CO2 'rising three times faster than expected'*

By Charles Clover, Environment Editor
Last Updated: 2:39am BST 04/06/2007

# Earth channel: For news, views and advice on green issues

Global emissions of carbon dioxide are increasing three times faster
than scientists previously thought, with the bulk of the rise coming
from developing countries, an authoritative study has found.

People with buckets in south west China: CO2 'rising three times faster
than expected'
People wait to collect water after a drought hit part of south west
China. The impact of global warming is clearer each day

The increase in emissions of the gases responsible for global warming
suggests that the effects of climate change to come in this century
could be even worse than United Nations scientists have predicted.

The report, by leading universities and institutes on both sides of the
Atlantic, will create renewed pressure on G8 leaders who are meeting
this week in Heiligendamm, on Germany's Baltic coast.

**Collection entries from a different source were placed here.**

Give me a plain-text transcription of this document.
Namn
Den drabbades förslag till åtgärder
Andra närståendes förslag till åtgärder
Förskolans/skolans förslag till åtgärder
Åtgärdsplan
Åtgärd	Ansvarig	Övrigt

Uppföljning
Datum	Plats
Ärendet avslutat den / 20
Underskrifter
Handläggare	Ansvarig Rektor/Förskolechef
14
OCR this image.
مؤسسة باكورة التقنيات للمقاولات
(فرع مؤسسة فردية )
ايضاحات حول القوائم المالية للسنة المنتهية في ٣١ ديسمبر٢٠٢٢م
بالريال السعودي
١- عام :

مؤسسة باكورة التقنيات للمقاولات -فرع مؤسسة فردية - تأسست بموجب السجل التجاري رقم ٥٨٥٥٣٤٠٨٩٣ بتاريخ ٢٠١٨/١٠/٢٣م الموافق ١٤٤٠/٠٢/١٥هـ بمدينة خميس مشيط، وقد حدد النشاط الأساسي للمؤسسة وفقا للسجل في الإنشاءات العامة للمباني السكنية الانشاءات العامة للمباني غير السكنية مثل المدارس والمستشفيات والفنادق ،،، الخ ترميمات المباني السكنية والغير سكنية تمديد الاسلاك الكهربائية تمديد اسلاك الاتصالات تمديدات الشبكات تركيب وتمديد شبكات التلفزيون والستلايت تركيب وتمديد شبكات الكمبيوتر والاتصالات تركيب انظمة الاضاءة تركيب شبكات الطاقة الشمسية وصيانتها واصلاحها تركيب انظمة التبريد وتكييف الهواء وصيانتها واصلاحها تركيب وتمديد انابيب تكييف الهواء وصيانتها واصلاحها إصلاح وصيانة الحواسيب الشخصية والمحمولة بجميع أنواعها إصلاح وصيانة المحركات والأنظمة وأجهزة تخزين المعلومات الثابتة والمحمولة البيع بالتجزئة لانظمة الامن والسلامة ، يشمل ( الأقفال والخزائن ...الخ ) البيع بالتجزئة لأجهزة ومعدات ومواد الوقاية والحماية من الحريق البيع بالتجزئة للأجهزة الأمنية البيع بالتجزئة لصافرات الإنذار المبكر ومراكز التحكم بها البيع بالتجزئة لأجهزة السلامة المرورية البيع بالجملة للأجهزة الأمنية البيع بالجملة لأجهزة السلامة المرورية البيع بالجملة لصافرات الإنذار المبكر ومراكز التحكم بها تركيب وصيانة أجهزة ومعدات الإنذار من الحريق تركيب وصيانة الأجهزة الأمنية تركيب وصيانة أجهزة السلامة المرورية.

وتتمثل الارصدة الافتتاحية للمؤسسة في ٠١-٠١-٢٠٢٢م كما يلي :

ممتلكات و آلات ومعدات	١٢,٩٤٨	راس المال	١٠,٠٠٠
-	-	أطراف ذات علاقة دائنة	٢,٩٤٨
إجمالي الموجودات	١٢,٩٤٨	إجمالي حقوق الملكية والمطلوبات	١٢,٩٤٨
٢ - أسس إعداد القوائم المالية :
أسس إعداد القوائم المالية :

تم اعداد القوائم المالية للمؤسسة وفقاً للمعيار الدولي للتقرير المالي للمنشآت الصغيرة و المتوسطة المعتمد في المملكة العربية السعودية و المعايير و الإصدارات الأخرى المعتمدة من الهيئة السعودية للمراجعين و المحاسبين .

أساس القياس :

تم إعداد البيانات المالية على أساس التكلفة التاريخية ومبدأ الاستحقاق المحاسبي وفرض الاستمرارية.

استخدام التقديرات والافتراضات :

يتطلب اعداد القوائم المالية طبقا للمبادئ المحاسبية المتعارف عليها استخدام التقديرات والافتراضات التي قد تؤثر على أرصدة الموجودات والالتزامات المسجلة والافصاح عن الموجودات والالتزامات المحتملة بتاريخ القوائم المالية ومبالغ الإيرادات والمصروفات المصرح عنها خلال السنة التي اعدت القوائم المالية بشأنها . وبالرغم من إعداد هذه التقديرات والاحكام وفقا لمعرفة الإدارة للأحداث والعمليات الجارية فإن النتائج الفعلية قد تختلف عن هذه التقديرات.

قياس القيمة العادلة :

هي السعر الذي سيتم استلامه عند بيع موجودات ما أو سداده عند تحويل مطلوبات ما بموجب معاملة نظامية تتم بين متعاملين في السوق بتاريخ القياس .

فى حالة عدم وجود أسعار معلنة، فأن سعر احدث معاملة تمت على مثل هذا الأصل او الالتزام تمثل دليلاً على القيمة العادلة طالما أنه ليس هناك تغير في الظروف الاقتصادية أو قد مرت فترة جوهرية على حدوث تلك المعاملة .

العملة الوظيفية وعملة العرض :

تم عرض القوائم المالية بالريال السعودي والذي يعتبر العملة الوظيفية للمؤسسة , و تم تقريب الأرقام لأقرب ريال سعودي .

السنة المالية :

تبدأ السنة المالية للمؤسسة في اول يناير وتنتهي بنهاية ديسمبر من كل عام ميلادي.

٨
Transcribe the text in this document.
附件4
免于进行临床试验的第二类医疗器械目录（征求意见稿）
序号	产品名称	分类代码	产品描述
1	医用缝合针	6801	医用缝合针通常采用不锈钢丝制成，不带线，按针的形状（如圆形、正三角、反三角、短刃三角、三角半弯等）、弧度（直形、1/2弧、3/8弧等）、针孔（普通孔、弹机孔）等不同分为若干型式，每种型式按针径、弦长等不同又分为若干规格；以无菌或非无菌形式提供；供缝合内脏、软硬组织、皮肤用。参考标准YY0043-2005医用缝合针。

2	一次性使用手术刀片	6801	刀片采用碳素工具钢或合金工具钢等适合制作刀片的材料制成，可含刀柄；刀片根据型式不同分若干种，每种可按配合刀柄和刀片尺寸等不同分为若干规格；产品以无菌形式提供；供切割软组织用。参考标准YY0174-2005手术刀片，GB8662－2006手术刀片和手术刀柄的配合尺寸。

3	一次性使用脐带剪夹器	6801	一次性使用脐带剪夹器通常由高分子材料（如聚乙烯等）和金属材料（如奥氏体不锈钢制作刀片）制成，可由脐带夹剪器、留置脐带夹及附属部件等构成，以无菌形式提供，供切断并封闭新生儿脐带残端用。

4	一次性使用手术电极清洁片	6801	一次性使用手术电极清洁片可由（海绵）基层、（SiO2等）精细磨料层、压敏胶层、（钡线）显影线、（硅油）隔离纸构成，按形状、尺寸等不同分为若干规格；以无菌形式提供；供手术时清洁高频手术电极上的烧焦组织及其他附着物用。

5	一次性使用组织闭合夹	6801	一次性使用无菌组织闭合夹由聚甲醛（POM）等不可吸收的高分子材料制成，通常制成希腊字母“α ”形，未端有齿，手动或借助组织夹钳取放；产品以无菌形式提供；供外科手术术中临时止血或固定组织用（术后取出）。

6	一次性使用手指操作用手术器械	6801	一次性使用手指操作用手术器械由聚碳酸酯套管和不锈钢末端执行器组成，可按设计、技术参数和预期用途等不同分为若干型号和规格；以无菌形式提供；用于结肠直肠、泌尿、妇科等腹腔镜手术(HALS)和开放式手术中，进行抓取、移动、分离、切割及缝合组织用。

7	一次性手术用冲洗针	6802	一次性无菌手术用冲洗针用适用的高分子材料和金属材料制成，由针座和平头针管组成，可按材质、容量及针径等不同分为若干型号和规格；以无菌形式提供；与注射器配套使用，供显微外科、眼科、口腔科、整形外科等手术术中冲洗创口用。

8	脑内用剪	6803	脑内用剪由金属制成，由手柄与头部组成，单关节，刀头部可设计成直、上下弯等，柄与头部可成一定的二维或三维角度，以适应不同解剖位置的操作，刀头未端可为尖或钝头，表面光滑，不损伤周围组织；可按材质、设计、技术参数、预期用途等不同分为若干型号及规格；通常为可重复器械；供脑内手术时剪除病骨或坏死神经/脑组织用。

Top of the agenda are proposals by Angela Merkel, the German Chancellor,
to halve global emissions by 2050.

There were violent clashes at the weekend in the nearby city of Rostock
between police and protesters during a march by tens of thousands
demonstrating about the summit.

The latest study was written by scientists from the Oak Ridge National
Laboratory in the United States, the University of East Anglia and the
British Antarctic Survey, as well as institutes in France and Australia.

It shows that carbon dioxide emissions have been increasing by three per
cent a year this decade, compared to a 1.1 per cent a year rise in the
1990s. Three quarters of this rise came from developing countries, with
a particularly rapid increase in China.

The rise is much faster than even the most fossil-fuel intensive
scenario developed by the Intergovernmental Panel on Climate Change
(IPCC) during the 1990s.

It suggests that IPCC reports this year predicting reduced harvests,
dwindling water supplies, melting glaciers and the loss of species may
actually be understated.

It also comes after the International Energy Agency warned recently that
China was likely to overtake the United States as the biggest emitter of
greenhouse gases by 2010, rather than a decade later as previously assumed.

Both China and India are resisting any move that could curb their growth.

Meanwhile, President George W Bush indicated last week that he did not
favour the European Union's proposed approach of trying to limit the
temperature rise to below two degrees centigrade.

He still opposes the use of "cap and trade" financial mechanisms, which
Europeans believe are the only way of transferring clean technologies to
the developing world.

However, he has indicated a willingness to "lead" talks to devise a
post-Kyoto treaty that would include the world's top 15 polluters by the
time he leaves office in early 2009.

A report by leading aid charities, including Oxfam and Christian Aid,
will say today that between one billion and four billion people are
likely to suffer from drought and 250 million run short of food if
average temperatures rise by more than two degrees.

Antonio Hill, of Oxfam, said: "G8 counties face two obligations in this
year's summit - to keep global warming below two degrees and to start
helping poor countries to cope with harm already caused."